You must believe in your abilities and skills in managing complex and emergent clinical situations. Such belief is developed by engaging in both formal education/training and experiences in the work environment both real and simulated.
At the team level, high task-specific self-efficacy in regard to action learning processes correlates with the use of non-analytic decision methods. Such methods allow rapid execution of decision strategies in familiar contexts. In situations where teams lack specific knowledge and skill required by the context, action learning suggests that teams will seek to import external resources in the form of new knowledge or additional team members.
Get the hard things done:
The team leader should also be confident in their ability to provide direction and hold leadership in a calm and clear manner.
Leaders must recognise that others can provide answers and assistance from the outset, and that the role of the leaders is to tap into various aspects of knowledge and experience held by team members.

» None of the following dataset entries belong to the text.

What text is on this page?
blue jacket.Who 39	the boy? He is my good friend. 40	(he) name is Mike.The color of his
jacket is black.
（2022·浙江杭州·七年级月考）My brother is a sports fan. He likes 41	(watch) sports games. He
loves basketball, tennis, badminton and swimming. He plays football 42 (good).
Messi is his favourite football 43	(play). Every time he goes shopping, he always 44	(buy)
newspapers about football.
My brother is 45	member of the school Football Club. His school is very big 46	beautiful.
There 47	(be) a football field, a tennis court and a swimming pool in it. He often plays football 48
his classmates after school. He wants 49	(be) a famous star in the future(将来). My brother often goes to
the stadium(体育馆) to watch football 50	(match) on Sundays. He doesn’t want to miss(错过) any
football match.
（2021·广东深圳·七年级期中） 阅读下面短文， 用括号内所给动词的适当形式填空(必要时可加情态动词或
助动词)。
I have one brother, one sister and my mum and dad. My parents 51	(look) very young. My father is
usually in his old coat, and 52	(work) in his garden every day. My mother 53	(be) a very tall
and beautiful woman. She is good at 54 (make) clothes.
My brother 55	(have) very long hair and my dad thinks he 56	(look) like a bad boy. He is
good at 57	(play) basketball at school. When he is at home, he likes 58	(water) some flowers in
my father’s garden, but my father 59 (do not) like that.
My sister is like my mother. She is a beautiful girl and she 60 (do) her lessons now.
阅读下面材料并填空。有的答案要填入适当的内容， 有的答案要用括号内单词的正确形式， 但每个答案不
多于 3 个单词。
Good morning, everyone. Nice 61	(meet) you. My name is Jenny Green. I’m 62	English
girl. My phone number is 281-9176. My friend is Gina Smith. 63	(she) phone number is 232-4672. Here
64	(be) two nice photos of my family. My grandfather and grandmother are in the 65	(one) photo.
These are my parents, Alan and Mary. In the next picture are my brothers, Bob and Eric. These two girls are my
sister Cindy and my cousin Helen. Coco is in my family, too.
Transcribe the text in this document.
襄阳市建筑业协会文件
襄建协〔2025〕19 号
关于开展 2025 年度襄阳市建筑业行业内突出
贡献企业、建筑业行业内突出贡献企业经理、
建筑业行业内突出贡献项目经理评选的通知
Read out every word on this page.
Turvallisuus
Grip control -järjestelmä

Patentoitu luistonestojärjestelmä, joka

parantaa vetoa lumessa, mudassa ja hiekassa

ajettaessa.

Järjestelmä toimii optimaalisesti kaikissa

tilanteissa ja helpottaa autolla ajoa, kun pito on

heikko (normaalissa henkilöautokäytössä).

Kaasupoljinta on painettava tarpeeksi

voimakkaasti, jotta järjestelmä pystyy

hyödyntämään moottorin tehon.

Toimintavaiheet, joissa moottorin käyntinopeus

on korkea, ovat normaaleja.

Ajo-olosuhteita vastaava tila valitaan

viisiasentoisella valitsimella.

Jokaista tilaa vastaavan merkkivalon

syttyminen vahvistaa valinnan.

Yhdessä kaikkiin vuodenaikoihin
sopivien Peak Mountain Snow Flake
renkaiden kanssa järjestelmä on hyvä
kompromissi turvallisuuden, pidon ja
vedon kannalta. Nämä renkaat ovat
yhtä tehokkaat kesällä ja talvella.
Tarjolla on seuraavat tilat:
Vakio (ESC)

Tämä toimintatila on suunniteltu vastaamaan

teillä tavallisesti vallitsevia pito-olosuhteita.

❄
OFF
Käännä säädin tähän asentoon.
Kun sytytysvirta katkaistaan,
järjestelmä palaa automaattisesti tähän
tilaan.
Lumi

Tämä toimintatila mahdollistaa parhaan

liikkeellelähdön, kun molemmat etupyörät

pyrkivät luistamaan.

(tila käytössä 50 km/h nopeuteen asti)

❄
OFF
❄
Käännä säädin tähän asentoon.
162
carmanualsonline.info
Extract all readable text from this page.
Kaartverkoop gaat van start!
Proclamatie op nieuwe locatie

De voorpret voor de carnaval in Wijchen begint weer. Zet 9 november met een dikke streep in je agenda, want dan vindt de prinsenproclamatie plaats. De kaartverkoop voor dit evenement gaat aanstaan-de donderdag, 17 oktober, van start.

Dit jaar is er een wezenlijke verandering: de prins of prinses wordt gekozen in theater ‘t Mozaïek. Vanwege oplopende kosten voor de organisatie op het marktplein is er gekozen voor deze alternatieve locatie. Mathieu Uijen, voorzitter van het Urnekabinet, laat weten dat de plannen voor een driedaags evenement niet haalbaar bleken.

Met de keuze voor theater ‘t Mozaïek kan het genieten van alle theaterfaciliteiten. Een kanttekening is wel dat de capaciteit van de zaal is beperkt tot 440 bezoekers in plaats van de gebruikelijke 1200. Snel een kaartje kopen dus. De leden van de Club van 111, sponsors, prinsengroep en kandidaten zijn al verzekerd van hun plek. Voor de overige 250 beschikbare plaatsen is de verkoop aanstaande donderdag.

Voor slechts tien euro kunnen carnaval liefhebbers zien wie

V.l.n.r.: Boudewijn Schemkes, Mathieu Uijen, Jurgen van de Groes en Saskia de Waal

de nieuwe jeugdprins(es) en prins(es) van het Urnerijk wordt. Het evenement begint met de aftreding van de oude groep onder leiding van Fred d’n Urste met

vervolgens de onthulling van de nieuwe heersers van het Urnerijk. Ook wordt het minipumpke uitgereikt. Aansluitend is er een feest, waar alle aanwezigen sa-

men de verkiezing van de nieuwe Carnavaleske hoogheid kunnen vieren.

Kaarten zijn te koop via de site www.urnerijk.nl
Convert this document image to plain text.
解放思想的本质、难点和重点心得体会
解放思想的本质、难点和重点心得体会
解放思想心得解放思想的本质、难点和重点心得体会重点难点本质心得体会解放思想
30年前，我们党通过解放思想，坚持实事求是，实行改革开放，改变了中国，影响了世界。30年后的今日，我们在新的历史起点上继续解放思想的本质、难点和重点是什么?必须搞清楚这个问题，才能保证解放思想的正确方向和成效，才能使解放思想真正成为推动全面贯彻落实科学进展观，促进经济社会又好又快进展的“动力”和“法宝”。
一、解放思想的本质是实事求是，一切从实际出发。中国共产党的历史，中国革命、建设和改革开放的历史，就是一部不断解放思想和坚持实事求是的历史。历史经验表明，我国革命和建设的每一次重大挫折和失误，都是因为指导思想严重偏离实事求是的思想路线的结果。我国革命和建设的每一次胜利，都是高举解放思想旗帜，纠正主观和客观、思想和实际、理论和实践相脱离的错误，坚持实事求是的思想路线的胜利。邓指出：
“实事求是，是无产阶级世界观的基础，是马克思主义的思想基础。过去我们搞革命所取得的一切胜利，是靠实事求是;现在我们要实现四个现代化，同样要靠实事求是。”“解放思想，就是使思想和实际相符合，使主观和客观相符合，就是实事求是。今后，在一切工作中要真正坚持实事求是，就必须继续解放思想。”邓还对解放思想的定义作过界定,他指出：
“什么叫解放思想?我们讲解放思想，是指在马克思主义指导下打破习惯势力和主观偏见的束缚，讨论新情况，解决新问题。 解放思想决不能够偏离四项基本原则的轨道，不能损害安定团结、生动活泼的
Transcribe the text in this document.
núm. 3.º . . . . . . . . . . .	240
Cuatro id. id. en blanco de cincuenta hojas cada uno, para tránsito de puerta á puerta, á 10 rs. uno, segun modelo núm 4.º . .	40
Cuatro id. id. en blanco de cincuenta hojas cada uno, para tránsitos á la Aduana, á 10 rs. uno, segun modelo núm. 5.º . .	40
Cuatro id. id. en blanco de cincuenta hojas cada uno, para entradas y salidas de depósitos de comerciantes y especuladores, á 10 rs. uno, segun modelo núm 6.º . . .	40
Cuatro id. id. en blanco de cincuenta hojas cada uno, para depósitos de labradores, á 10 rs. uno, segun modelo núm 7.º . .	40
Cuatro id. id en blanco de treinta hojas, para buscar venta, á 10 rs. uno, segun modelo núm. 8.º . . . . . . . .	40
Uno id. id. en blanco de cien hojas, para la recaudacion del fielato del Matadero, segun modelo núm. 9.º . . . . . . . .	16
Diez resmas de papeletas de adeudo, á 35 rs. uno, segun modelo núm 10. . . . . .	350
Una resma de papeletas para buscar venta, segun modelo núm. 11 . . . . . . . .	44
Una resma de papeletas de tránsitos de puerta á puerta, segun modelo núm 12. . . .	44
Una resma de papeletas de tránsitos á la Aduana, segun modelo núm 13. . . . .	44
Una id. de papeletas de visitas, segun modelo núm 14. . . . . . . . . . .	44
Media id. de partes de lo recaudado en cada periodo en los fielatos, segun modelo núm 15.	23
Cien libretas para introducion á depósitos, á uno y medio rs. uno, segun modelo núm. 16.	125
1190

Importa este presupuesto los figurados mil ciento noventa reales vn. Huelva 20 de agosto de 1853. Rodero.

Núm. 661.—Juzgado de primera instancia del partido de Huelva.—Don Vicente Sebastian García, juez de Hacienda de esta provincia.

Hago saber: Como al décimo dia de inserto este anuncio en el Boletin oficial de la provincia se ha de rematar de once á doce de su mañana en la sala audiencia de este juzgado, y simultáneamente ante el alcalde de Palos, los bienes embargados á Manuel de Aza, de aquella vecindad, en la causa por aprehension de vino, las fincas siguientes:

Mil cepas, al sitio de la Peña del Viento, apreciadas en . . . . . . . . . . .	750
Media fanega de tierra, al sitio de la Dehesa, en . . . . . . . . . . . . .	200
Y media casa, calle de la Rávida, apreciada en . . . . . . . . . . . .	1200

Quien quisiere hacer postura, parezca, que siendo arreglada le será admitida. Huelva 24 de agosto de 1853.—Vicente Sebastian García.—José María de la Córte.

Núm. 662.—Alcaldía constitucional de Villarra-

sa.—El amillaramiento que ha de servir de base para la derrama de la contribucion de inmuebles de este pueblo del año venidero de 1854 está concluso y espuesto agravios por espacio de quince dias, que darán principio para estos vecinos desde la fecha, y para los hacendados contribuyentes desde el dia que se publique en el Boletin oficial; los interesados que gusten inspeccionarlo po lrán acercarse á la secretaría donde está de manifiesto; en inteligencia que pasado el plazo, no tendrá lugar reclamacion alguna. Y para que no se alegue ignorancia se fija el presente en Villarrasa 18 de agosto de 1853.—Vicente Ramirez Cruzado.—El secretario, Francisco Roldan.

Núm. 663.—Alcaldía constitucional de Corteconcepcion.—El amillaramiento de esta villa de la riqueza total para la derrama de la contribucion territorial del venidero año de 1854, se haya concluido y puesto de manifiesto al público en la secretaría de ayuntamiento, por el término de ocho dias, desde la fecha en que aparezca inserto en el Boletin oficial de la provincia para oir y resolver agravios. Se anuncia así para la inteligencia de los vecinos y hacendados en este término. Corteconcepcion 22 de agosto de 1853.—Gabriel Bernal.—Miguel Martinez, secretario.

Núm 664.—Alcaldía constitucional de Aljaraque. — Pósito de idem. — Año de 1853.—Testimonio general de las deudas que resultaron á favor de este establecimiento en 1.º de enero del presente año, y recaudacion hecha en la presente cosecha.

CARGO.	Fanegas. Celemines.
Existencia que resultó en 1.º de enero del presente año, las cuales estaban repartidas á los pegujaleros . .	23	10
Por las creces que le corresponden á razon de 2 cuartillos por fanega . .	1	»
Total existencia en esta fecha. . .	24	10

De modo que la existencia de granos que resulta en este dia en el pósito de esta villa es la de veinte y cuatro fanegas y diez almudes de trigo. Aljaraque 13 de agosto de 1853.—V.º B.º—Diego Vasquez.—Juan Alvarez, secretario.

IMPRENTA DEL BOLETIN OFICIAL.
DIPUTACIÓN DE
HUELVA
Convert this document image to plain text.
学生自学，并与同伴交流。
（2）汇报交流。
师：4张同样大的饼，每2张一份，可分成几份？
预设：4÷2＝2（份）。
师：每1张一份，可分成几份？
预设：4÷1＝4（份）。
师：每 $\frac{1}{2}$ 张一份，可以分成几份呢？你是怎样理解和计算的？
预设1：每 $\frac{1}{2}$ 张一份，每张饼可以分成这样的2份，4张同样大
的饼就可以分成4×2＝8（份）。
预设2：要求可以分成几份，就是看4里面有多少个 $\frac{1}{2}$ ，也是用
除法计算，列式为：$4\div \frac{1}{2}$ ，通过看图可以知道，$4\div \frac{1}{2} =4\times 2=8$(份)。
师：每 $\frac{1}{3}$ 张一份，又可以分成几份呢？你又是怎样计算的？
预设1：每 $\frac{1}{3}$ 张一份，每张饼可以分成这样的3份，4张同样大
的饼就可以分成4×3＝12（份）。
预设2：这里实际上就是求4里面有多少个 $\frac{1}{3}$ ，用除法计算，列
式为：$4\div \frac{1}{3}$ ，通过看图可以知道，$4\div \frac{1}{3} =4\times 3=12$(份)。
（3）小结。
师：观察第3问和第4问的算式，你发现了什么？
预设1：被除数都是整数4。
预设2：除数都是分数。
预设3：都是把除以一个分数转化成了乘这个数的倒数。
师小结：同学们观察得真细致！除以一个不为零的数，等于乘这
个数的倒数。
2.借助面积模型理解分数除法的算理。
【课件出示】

Asking questions | Reflecting on events
Critical reflection and questioning is an essential component of the learning and skill development.
In the sense of asking questions, we refer specifically to the component of reflection that is embedded in action learning process. Reflection is essentially about posing questions to oneself or others. It is often considered part of individual thinking processes. However, team development is often predicated on action learning in team settings.
Building a strong, supportive team who are both comfortable with following direction and feel able to easily communicate. This includes feeding back problems or alternative directions is essential to build an effective and cohesive team.
Wherever possible, the MET leader should reassure team members that they performed well. The leader should also reflects upon his or her own experience or should encourage reflection among the other members of the team.
The authors conclude:
Judgement and decision making under stress is a central attribute of modern METs. The six habits embedded within this paper could be imparted to MET members and tested by health care researchers to assess the utility of this integrated approach. Each habit can be tested within training and development interventions for METs, and the habits provide a series of testable hypotheses for team planning and performance.